The band's personnel included:
- Alan Collier Clutch Gessler - guitar and vocals
- Ian Thomson a.k.a. Orange Tom - baritone and tenor saxophone, flute (ex Stone Idol, Nite Time Pipeline)
- John Roberts a.k.a. Rubble - tenor and soprano saxophone (ex Stone Idol)
- Philip Blackmore a.k.a. Twillie - guitar, vocals (ex Stone Idol, Nite Time Pipeline)
- Peter Hughes - guitar (now in Blues Central)
- Paul Steward - drums, piano and all-round genius (ex Mad Dog, Nite Time Pipeline)
- David Land a.k.a.
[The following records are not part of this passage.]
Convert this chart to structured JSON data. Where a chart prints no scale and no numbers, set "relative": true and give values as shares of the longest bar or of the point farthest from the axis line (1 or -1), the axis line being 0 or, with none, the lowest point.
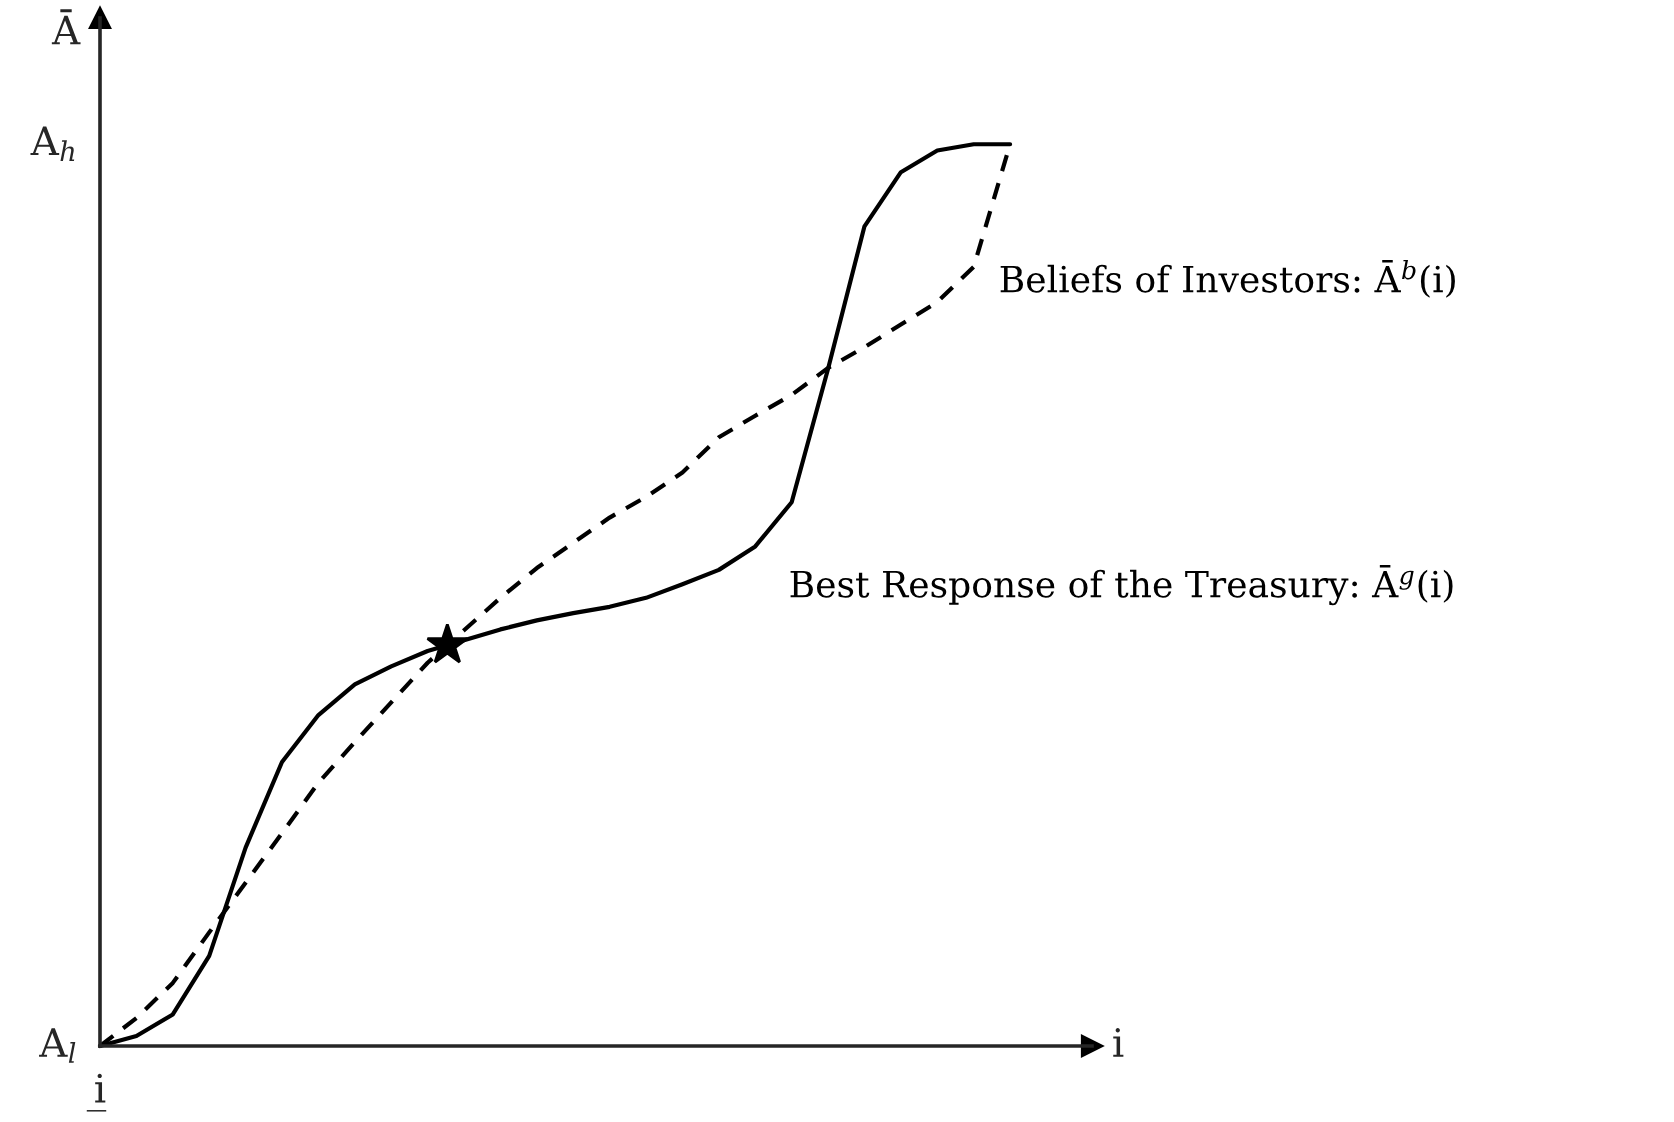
{
  "chart_data": {
    "type": "line",
    "xlabel": "i",
    "ylabel": "Ā",
    "categories": [
      null,
      null,
      null,
      null,
      null,
      null,
      null,
      null,
      null,
      null,
      null,
      null,
      null,
      null,
      null,
      null,
      null,
      null,
      null,
      null,
      null,
      null,
      null,
      null,
      null,
      null
    ],
    "relative": true,
    "annotations": [
      "A$_{l}$",
      "A$_{h}$",
      "i̲"
    ],
    "grid": false,
    "legend": false,
    "series": [
      {
        "name": "Best Response of the Treasury: Ā$^{g}$(i)",
        "color": "#000000",
        "line_style": "solid",
        "marker": "none",
        "values": [
          0,
          0.011,
          0.035,
          0.1,
          0.22,
          0.315,
          0.367,
          0.401,
          0.421,
          0.438,
          0.45,
          0.462,
          0.472,
          0.48,
          0.487,
          0.497,
          0.512,
          0.528,
          0.554,
          0.603,
          0.751,
          0.909,
          0.969,
          0.993,
          1,
          1
        ]
      },
      {
        "name": "Beliefs of Investors: Ā$^{b}$(i)",
        "color": "#000000",
        "line_style": "dashed",
        "marker": "none",
        "values": [
          0,
          0.031,
          0.07,
          0.126,
          0.181,
          0.236,
          0.292,
          0.337,
          0.381,
          0.425,
          0.461,
          0.497,
          0.53,
          0.558,
          0.586,
          0.609,
          0.636,
          0.675,
          0.699,
          0.722,
          0.752,
          0.775,
          0.8,
          0.825,
          0.864,
          1
        ]
      }
    ]
  }
}
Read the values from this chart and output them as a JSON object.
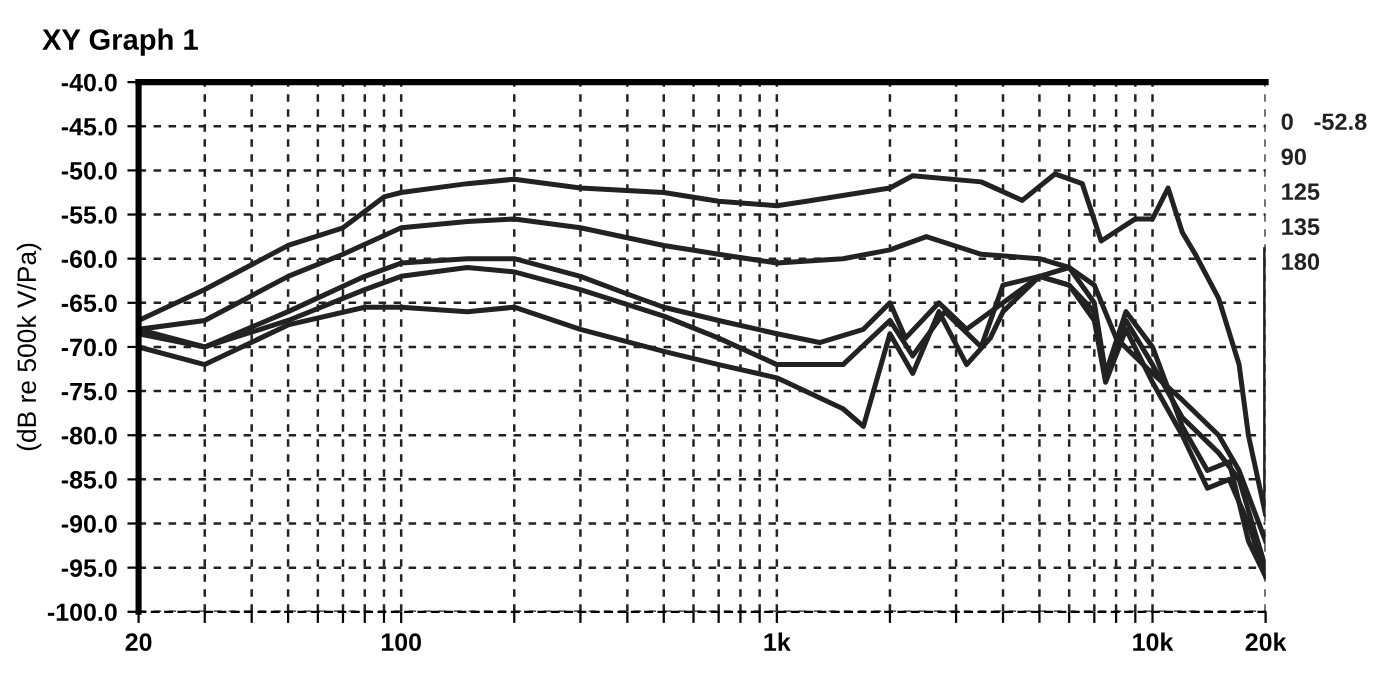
{
  "chart_data": {
    "type": "line",
    "title": "XY Graph 1",
    "ylabel": "(dB re 500k V/Pa)",
    "log": "x",
    "grid": true,
    "legend": "right",
    "line_style": "solid",
    "marker": "none",
    "xlim": [
      20,
      20000
    ],
    "ylim": [
      -100,
      -40
    ],
    "xticks": [
      {
        "value": 20,
        "label": "20"
      },
      {
        "value": 30,
        "label": null
      },
      {
        "value": 40,
        "label": null
      },
      {
        "value": 50,
        "label": null
      },
      {
        "value": 60,
        "label": null
      },
      {
        "value": 70,
        "label": null
      },
      {
        "value": 80,
        "label": null
      },
      {
        "value": 90,
        "label": null
      },
      {
        "value": 100,
        "label": "100"
      },
      {
        "value": 200,
        "label": null
      },
      {
        "value": 300,
        "label": null
      },
      {
        "value": 400,
        "label": null
      },
      {
        "value": 500,
        "label": null
      },
      {
        "value": 600,
        "label": null
      },
      {
        "value": 700,
        "label": null
      },
      {
        "value": 800,
        "label": null
      },
      {
        "value": 900,
        "label": null
      },
      {
        "value": 1000,
        "label": "1k"
      },
      {
        "value": 2000,
        "label": null
      },
      {
        "value": 3000,
        "label": null
      },
      {
        "value": 4000,
        "label": null
      },
      {
        "value": 5000,
        "label": null
      },
      {
        "value": 6000,
        "label": null
      },
      {
        "value": 7000,
        "label": null
      },
      {
        "value": 8000,
        "label": null
      },
      {
        "value": 9000,
        "label": null
      },
      {
        "value": 10000,
        "label": "10k"
      },
      {
        "value": 20000,
        "label": "20k"
      }
    ],
    "yticks": [
      {
        "value": -40,
        "label": "-40.0"
      },
      {
        "value": -45,
        "label": "-45.0"
      },
      {
        "value": -50,
        "label": "-50.0"
      },
      {
        "value": -55,
        "label": "-55.0"
      },
      {
        "value": -60,
        "label": "-60.0"
      },
      {
        "value": -65,
        "label": "-65.0"
      },
      {
        "value": -70,
        "label": "-70.0"
      },
      {
        "value": -75,
        "label": "-75.0"
      },
      {
        "value": -80,
        "label": "-80.0"
      },
      {
        "value": -85,
        "label": "-85.0"
      },
      {
        "value": -90,
        "label": "-90.0"
      },
      {
        "value": -95,
        "label": "-95.0"
      },
      {
        "value": -100,
        "label": "-100.0"
      }
    ],
    "series": [
      {
        "name": "0   -52.8",
        "color": "#222222",
        "x": [
          20,
          30,
          50,
          70,
          90,
          100,
          150,
          200,
          300,
          500,
          700,
          1000,
          1200,
          2000,
          2300,
          3500,
          4500,
          5500,
          6500,
          7300,
          9000,
          10000,
          11000,
          12000,
          13000,
          15000,
          17000,
          18000,
          20000,
          20000
        ],
        "values": [
          -67,
          -63.5,
          -58.5,
          -56.5,
          -53,
          -52.5,
          -51.5,
          -51,
          -52,
          -52.5,
          -53.5,
          -54,
          -53.5,
          -52,
          -50.6,
          -51.3,
          -53.4,
          -50.4,
          -51.5,
          -58,
          -55.5,
          -55.5,
          -52,
          -57,
          -59.5,
          -64.5,
          -72,
          -80,
          -89,
          -59
        ]
      },
      {
        "name": "90",
        "color": "#222222",
        "x": [
          20,
          30,
          50,
          70,
          100,
          150,
          200,
          300,
          500,
          700,
          1000,
          1500,
          2000,
          2500,
          3500,
          5000,
          6000,
          7000,
          8000,
          10000,
          12000,
          15000,
          17000,
          20000
        ],
        "values": [
          -68,
          -67,
          -62,
          -59.5,
          -56.5,
          -55.8,
          -55.5,
          -56.5,
          -58.5,
          -59.5,
          -60.5,
          -60,
          -59,
          -57.5,
          -59.5,
          -60,
          -61,
          -63,
          -69,
          -73,
          -76,
          -80,
          -84,
          -92
        ]
      },
      {
        "name": "125",
        "color": "#222222",
        "x": [
          20,
          30,
          50,
          80,
          100,
          150,
          200,
          300,
          400,
          500,
          700,
          1000,
          1300,
          1700,
          2000,
          2200,
          2700,
          3200,
          4000,
          5000,
          6000,
          7000,
          7500,
          8500,
          10000,
          12000,
          15000,
          17000,
          20000
        ],
        "values": [
          -68.5,
          -70,
          -66,
          -62,
          -60.5,
          -60,
          -60,
          -62,
          -64,
          -65.5,
          -67,
          -68.5,
          -69.5,
          -68,
          -65,
          -69,
          -65,
          -68,
          -65,
          -62,
          -61,
          -65,
          -73,
          -67,
          -72,
          -78,
          -82,
          -85,
          -95
        ]
      },
      {
        "name": "135",
        "color": "#222222",
        "x": [
          20,
          30,
          50,
          80,
          100,
          150,
          200,
          300,
          500,
          700,
          1000,
          1500,
          2000,
          2300,
          2800,
          3500,
          4000,
          5000,
          6000,
          7000,
          7500,
          8500,
          10000,
          12000,
          14000,
          16000,
          18000,
          20000
        ],
        "values": [
          -68,
          -70,
          -67,
          -63.5,
          -62,
          -61,
          -61.5,
          -63.5,
          -66.5,
          -69,
          -72,
          -72,
          -67,
          -71,
          -66,
          -70,
          -63,
          -62,
          -63,
          -67,
          -74,
          -68,
          -74,
          -80,
          -86,
          -85,
          -90,
          -96
        ]
      },
      {
        "name": "180",
        "color": "#222222",
        "x": [
          20,
          30,
          50,
          80,
          100,
          150,
          200,
          300,
          500,
          700,
          1000,
          1500,
          1700,
          2000,
          2300,
          2700,
          3200,
          3700,
          4000,
          5000,
          6000,
          7000,
          7500,
          8500,
          10000,
          12000,
          14000,
          16000,
          18000,
          20000
        ],
        "values": [
          -70,
          -72,
          -67.5,
          -65.5,
          -65.5,
          -66,
          -65.5,
          -68,
          -70.5,
          -72,
          -73.5,
          -77,
          -79,
          -68.5,
          -73,
          -66,
          -72,
          -69,
          -66,
          -62,
          -63,
          -66,
          -73,
          -66,
          -70,
          -79,
          -84,
          -83,
          -92,
          -96
        ]
      }
    ]
  }
}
Toulouse La Fingers - bass, vocals (later in Racing Cars)

Peter replaced Twillie on guitar. In 1973 the sax players left. Ray Ennis a.k.a. Alice (not to be confused with Ray Ennis of The Swinging Blue Jeans) joined the band on guitar. Biffo replaced Paul on drums and Gareth Mortimer a.k.a. Morty (ex Ancient Grease) joined on vocals and tambourine. The finale songs at gigs became "Highway 69" followed by "Johnny B Goode/Bye Bye Johnny". After Clutch left, Morty had taken over most of the songwriting and they became Racing Cars.